BOISE, Idaho (News Release) – Idaho’s seasonally adjusted unemployment rate for June was 3.7 percent – the third consecutive month the rate has remained unchanged.
Month to month, a slight uptick of only two-tenths of a percent left Idaho’s seasonally-adjusted nonfarm payrolls unchanged.

Gains in trade, transportation and utilities, professional and business services, education and health services, and government were offset by weaker-than-expected performance in mining and logging, construction, information, financial activities, leisure and hospitality and other services.

Over the year, Idaho’s seasonally-adjusted non-farm employment grew 2.8 percent. Four of Idaho's 10 industry sectors experienced increases of 3 percent or higher with job growth in construction leading the way at 6 percent. Natural resources was the only industry to see a decrease in jobs over the year, down 7.7 percent.

Total employment for Idaho increased by 550 workers to 779,800 as the number of unemployed Idahoans increased by 500 people to 30,400. Idaho’s seasonally adjusted labor force increased by 1,050 to 810,100.

Idaho’s labor force participation rate – the percentage of people 16 years and older with jobs or looking for work remained unchanged from May at 64.1 percent.

Nationally, unemployment rose slightly to 4.9 percent
The Conference Board, a Washington, D.C. think tank, reports 25,800 online postings for Idaho jobs in June. Of those listings, 4,550 were classified by department analysts as “hard-to-fill” – jobs continuously posted for 90 days or more.

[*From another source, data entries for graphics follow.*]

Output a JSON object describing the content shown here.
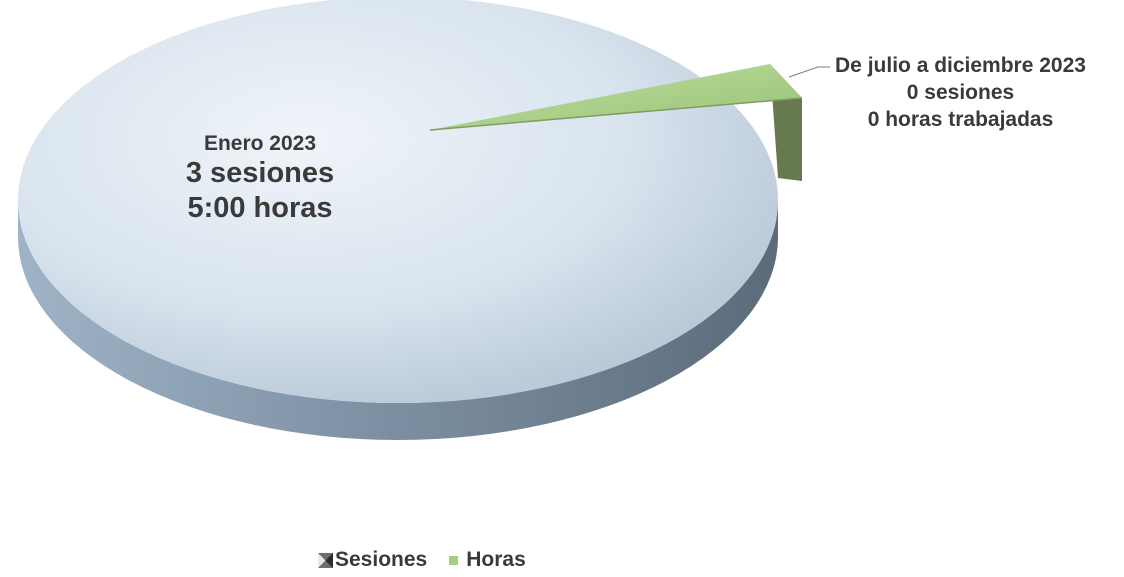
{
  "chart_data": {
    "type": "pie",
    "series": [
      {
        "name": "Sesiones",
        "slices": [
          {
            "value": 3,
            "color": "#cbdcea"
          },
          {
            "value": 0,
            "color": "#a3cd7f"
          }
        ]
      },
      {
        "name": "Horas",
        "slices": [
          {
            "value": 5,
            "color": "#cbdcea"
          },
          {
            "value": 0,
            "color": "#a3cd7f"
          }
        ]
      }
    ],
    "labels": [
      {
        "lines": [
          "Enero 2023",
          "3 sesiones",
          "5:00 horas"
        ]
      },
      {
        "lines": [
          "De julio a diciembre 2023",
          "0 sesiones",
          "0 horas trabajadas"
        ]
      }
    ],
    "legend": {
      "position": "bottom",
      "items": [
        {
          "label": "Sesiones",
          "icon": "bowtie-marker-icon"
        },
        {
          "label": "Horas",
          "color": "#a3cd7f"
        }
      ]
    }
  }
}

Based on vacancy rates – a high number of openings compared with the total employment for that occupation – health care jobs account for more than 20 percent of all hard-to-fill jobs and include physicians, surgeons, psychiatrists and occupational and physical therapists.

By volume, truck drivers and registered nurses hold the first and second spots for the largest number of hard-to-fill jobs.

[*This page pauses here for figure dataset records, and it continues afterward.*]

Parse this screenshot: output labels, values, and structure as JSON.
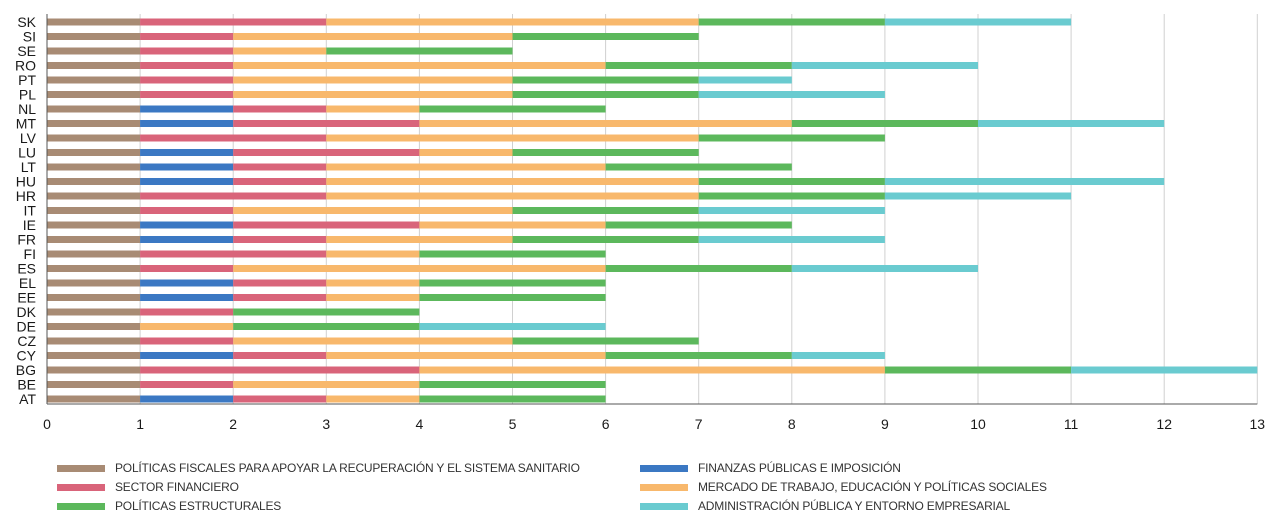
{
  "chart_data": {
    "type": "bar",
    "orientation": "horizontal",
    "stacked": true,
    "categories": [
      "SK",
      "SI",
      "SE",
      "RO",
      "PT",
      "PL",
      "NL",
      "MT",
      "LV",
      "LU",
      "LT",
      "HU",
      "HR",
      "IT",
      "IE",
      "FR",
      "FI",
      "ES",
      "EL",
      "EE",
      "DK",
      "DE",
      "CZ",
      "CY",
      "BG",
      "BE",
      "AT"
    ],
    "series": [
      {
        "name": "POLÍTICAS FISCALES PARA APOYAR LA RECUPERACIÓN Y EL SISTEMA SANITARIO",
        "color": "#a88b74",
        "values": [
          1,
          1,
          1,
          1,
          1,
          1,
          1,
          1,
          1,
          1,
          1,
          1,
          1,
          1,
          1,
          1,
          1,
          1,
          1,
          1,
          1,
          1,
          1,
          1,
          1,
          1,
          1
        ]
      },
      {
        "name": "FINANZAS PÚBLICAS E IMPOSICIÓN",
        "color": "#3b78c3",
        "values": [
          0,
          0,
          0,
          0,
          0,
          0,
          1,
          1,
          0,
          1,
          1,
          1,
          0,
          0,
          1,
          1,
          0,
          0,
          1,
          1,
          0,
          0,
          0,
          1,
          0,
          0,
          1
        ]
      },
      {
        "name": "SECTOR FINANCIERO",
        "color": "#d9647a",
        "values": [
          2,
          1,
          1,
          1,
          1,
          1,
          1,
          2,
          2,
          2,
          1,
          1,
          2,
          1,
          2,
          1,
          2,
          1,
          1,
          1,
          1,
          0,
          1,
          1,
          3,
          1,
          1
        ]
      },
      {
        "name": "MERCADO DE TRABAJO, EDUCACIÓN Y POLÍTICAS SOCIALES",
        "color": "#f8b86c",
        "values": [
          4,
          3,
          1,
          4,
          3,
          3,
          1,
          4,
          4,
          1,
          3,
          4,
          4,
          3,
          2,
          2,
          1,
          4,
          1,
          1,
          0,
          1,
          3,
          3,
          5,
          2,
          1
        ]
      },
      {
        "name": "POLÍTICAS ESTRUCTURALES",
        "color": "#5cb85c",
        "values": [
          2,
          2,
          2,
          2,
          2,
          2,
          2,
          2,
          2,
          2,
          2,
          2,
          2,
          2,
          2,
          2,
          2,
          2,
          2,
          2,
          2,
          2,
          2,
          2,
          2,
          2,
          2
        ]
      },
      {
        "name": "ADMINISTRACIÓN PÚBLICA Y ENTORNO EMPRESARIAL",
        "color": "#6acbd0",
        "values": [
          2,
          0,
          0,
          2,
          1,
          2,
          0,
          2,
          0,
          0,
          0,
          3,
          2,
          2,
          0,
          2,
          0,
          2,
          0,
          0,
          0,
          2,
          0,
          1,
          2,
          0,
          0
        ]
      }
    ],
    "xlim": [
      0,
      13
    ],
    "xticks": [
      "0",
      "1",
      "2",
      "3",
      "4",
      "5",
      "6",
      "7",
      "8",
      "9",
      "10",
      "11",
      "12",
      "13"
    ],
    "grid": "vertical",
    "legend_position": "bottom"
  }
}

Annually, unemployment benefit payments were down from June 2015 by 2 percent - from $1.47 million a year ago to $1.46 million for June 2016. The number of weeks compensated dropped 4.7 percent over the year.

Twenty-three of Idaho’s 44 counties experienced unemployment rates above the state rate. Madison County had the lowest rate in the state at 2.8 percent while Lewis County had the highest rate at 7.6 percent.

The Idaho Falls metropolitan statistical area (MSA) reported the lowest unemployment rate of all MSAs at 3.3 percent, down from 3.5 percent one year earlier. The Coeur d’Alene MSA experienced the highest unemployment rate among the MSAs at 4.7 percent, down from 4.9 percent the previous June.

Details on Idaho’s unemployment picture can be found at lmi.Idaho.gov.